Enfin le retour aux sources

Il dit de l’Algérie : « C’est compliqué », « c’est difficile », « ça fait longtemps ». Il livre des versions parfois différentes, toutes aussi floues : « Disons… Je suis Français. J’ai toujours été Français. Je suis du Nord. Du Nord de la France… » Mon père ne s’est jamais appesanti sur son histoire.

Parfois, quand j’étais enfant, je l’entendais parler arabe au téléphone. Des conversations entrecoupées de mots français où il prenait un accent : « télévision », « téléphone », « Internet ». Chez sa tante, qu’il appelait « grand mère », à Roubaix, dans le nord de la France, il faisait froid. Au-dessus des murs en brique, de la fumée s’échappait des cheminées. Derrière la porte d’entrée en ferraille, se cachait cette vieille dame berbère, Fettouma Nasroui, au visage ridé et tatoué : un trait vertical entouré de points sur le menton, un autre entre les sourcils.

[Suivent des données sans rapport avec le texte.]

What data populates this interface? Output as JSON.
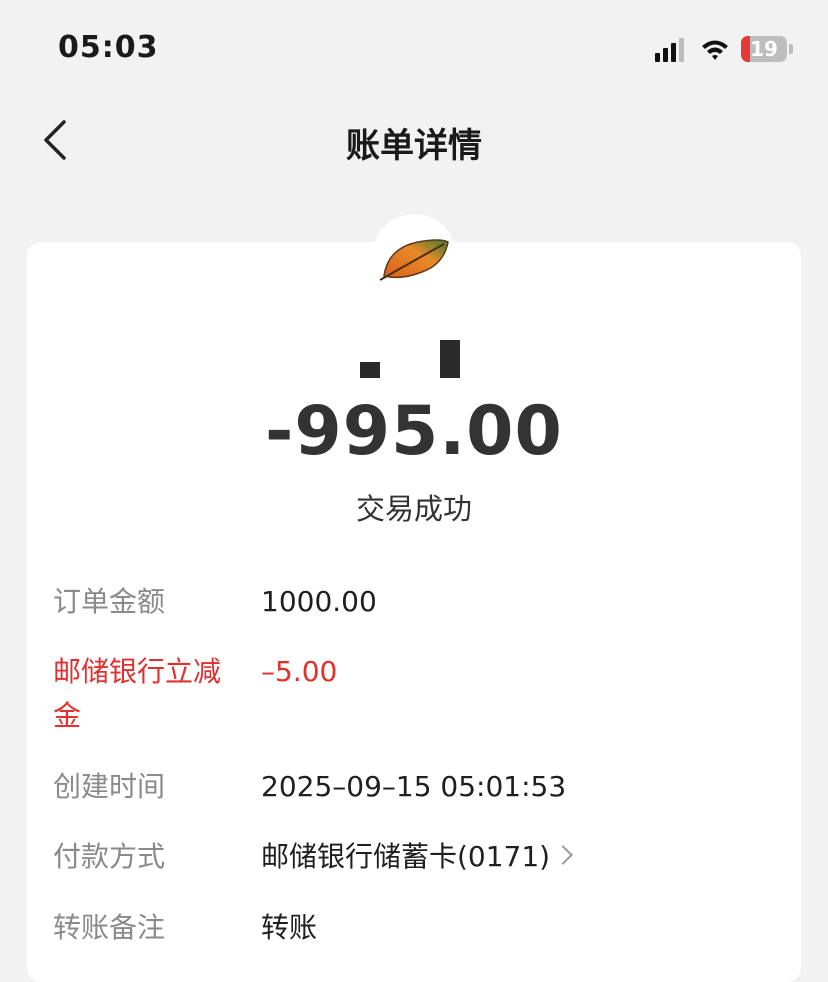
{
  "status_bar": {
    "time": "05:03",
    "battery": "19",
    "battery_level": 0.19
  },
  "nav": {
    "title": "账单详情"
  },
  "detail": {
    "amount": "-995.00",
    "status": "交易成功",
    "rows": [
      {
        "label": "订单金额",
        "value": "1000.00"
      },
      {
        "label": "邮储银行立减金",
        "value": "–5.00"
      },
      {
        "label": "创建时间",
        "value": "2025–09–15 05:01:53"
      },
      {
        "label": "付款方式",
        "value": "邮储银行储蓄卡(0171)"
      },
      {
        "label": "转账备注",
        "value": "转账"
      }
    ]
  },
  "icons": {
    "back": "chevron-left-icon",
    "logo": "leaf-icon",
    "payment_chevron": "chevron-right-icon"
  },
  "colors": {
    "background": "#f2f2f2",
    "card": "#ffffff",
    "accent_red": "#e1302e",
    "label_gray": "#8a8a8a",
    "battery_low": "#e53935"
  }
}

Elle portait une longue robe colorée. Pour embrasser mon père, elle lui tenait affectueusement le visage entre ses mains orange ; les cheveux rougis par le henné, quelques mèches dépassaient de son turban orné de grelots dorés. Il y avait aussi ceux qui ont rejoint le continent avec lui en 1962 : sa demi-sœur, Fatima, et Lakdar, qui était parfois son « frère », parfois son « cousin ». De toute façon, « c’est pareil. C’est la même famille ».

Fettouma Nasroui, avec qui Messaoud Serhani est arrivé en France en 1962.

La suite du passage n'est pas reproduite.